5Cette « révolution » ne se limite toutefois pas à l’apparition d’alphabets en romain de bonne facture ni à la généralisation de la composition des textes en langue vernaculaire dans cette nouvelle graphie. Il se produit également un changement profond dans la démarche éditoriale de certains faiseurs de livres, ce qu’il est convenu d’appeler l’orchestration visuelle du livre. L’expression souligne les tentatives d’unification des différents éléments constituant un ouvrage, dans une esthétique globale inspirée d’ouvrages italiens et de motifs tirés de l’Antiquité7 qui donne naissance au « style renaissance » du livre imprimé français. Cela se traduit par l’abandon de la bichromie, une harmonisation des lettres composant le texte, des ornements et des illustrations. Ces dernières délaissent le style hachuré typique de la fin du xve siècle ou du criblé pour adopter la technique de la ligne claire. Enfin, une conscience esthétique nouvelle se manifeste dans une ordonnance architectonique du livre inspirée de l’art poétique et régie par un souci tout humaniste des belles lettres.
La fabrication du modèle
6À la fin du règne de Louis XII, les poètes, exaltant les pouvoirs de l’écriture, développent l’ambition de remplir le rôle d’édificateur de l’imagerie et de la symbolique du roi. Leur aptitude à immortaliser la personne du souverain en confiant son image à la postérité en fait des auxiliaires précieux dans la fabrication de l’identité dynastique des Valois, en quête de marques symboliques de légitimité. À l’avènement de François Ier, ils s’empressent de recourir à l’image du roi reproduisant à son échelle l’architecture du « Palais de Nature8 », tentant par sa magnificence d’être le reflet terrestre du roi des cieux, un nouveau Salomon9. Octovien de Saint-Gelais ou Jean Molinet emploient cette image qui s’affirme chez Clément Marot, Gilles Corrozet, Pierre de Ronsard et Joachim Du Bellay, faisant de François Ier puis d’Henri II des rois architectes. L’éloquence poétique se transforme en architecture au service de la légitimation de l’autorité politique.

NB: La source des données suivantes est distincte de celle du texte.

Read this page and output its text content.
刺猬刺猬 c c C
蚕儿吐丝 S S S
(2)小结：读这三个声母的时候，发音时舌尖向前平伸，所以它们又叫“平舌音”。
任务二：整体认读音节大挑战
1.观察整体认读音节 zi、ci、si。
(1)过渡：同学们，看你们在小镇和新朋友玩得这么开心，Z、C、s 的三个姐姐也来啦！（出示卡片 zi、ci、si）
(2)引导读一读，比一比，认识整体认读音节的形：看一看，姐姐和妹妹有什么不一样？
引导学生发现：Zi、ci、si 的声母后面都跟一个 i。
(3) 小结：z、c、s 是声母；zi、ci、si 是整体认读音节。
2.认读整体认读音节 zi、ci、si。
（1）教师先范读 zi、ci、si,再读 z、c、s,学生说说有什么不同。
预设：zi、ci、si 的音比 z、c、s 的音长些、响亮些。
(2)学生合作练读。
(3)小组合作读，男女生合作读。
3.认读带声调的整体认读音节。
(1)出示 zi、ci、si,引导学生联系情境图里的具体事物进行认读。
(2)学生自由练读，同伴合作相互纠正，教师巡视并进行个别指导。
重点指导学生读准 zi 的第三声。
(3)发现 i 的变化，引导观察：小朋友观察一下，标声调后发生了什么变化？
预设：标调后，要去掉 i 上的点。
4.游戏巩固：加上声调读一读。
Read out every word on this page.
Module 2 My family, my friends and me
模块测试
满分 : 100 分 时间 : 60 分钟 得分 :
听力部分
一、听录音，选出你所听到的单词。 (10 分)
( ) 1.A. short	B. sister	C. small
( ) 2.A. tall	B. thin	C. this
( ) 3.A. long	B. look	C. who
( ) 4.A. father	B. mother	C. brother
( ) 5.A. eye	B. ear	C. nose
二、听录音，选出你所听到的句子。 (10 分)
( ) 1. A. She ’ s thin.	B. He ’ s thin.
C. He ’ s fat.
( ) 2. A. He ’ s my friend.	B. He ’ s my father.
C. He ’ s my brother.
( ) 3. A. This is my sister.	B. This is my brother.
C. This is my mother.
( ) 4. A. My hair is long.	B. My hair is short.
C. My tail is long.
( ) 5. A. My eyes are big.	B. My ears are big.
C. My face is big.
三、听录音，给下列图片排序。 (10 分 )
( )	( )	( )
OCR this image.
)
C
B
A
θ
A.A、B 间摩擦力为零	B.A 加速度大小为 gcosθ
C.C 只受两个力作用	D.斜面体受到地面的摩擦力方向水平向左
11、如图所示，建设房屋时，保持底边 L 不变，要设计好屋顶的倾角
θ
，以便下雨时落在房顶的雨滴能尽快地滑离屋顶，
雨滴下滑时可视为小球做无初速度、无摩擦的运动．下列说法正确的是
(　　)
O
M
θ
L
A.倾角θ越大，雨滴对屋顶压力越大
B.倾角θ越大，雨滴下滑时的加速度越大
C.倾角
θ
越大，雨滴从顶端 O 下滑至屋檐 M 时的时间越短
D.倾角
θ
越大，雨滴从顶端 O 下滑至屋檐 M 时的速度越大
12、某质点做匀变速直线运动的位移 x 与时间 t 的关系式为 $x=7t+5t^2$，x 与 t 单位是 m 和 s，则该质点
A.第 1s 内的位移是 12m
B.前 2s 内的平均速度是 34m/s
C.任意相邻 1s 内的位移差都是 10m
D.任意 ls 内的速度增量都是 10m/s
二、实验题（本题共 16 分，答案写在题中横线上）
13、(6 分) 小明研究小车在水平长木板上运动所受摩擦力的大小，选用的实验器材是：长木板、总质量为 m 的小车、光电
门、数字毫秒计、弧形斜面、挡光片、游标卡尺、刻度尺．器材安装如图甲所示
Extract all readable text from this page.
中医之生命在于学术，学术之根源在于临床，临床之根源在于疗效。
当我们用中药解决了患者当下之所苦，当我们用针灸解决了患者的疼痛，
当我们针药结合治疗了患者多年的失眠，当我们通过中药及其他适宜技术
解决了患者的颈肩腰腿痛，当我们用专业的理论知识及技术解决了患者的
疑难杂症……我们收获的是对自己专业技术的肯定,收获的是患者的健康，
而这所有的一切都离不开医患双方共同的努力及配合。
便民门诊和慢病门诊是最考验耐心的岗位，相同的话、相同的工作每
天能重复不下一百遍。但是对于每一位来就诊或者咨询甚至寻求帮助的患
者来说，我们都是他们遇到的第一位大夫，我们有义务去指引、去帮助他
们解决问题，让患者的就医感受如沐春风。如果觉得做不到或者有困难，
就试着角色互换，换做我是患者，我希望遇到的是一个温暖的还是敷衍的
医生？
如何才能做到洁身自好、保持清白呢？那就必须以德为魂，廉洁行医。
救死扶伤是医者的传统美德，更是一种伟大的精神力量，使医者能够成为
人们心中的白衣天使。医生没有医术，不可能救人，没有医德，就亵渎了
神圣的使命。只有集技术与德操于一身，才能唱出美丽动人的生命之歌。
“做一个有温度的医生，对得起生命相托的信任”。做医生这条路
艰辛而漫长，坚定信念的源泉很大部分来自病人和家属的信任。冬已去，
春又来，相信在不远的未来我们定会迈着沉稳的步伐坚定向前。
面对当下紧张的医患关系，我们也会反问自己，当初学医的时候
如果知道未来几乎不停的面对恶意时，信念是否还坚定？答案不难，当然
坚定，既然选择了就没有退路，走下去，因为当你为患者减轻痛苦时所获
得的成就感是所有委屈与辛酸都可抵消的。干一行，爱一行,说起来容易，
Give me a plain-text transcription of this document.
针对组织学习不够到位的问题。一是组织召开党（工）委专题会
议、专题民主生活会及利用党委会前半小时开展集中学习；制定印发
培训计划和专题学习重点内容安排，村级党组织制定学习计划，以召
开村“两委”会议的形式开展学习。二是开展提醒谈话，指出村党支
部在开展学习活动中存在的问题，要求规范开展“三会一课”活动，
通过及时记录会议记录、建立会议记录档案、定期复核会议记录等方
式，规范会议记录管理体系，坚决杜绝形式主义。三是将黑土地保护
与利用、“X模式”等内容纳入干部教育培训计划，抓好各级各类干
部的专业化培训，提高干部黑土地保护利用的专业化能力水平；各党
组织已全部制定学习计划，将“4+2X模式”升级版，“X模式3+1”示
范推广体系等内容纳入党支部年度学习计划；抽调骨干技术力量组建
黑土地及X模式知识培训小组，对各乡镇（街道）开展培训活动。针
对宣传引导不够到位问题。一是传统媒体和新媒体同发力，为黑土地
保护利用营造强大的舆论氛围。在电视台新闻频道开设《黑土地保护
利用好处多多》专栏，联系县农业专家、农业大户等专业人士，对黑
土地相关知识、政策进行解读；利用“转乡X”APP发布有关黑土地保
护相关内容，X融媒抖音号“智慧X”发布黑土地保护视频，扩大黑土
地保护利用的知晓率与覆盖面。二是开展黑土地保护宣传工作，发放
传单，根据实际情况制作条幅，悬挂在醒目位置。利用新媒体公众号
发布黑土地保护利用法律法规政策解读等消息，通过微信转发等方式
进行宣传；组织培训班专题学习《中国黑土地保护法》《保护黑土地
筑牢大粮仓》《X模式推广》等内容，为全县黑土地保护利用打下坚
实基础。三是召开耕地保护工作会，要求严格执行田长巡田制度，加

7À la suite de la publication des Annotationes in Pandectas de Budé en 1508, réédité plusieurs fois par Josse Bade jusqu’en 153010, l’architecture entre dans les cadres humanistes du savoir. Un lieu commun de la poésie ou de la littérature romanesque11 consiste alors en descriptions plus ou moins précises et techniques d’édifices ou d’éléments d’architecture imaginaires ou restitués12. L’auteur, à l’image du roi architecte, se représente fréquemment bâtissant un édifice chargé d’assurer sa postérité et celle de son commanditaire, le tombeau littéraire en est l’expression la plus achevée13. À la veille de la création du Collège de France, l’architecture devient le paradigme de la culture française14.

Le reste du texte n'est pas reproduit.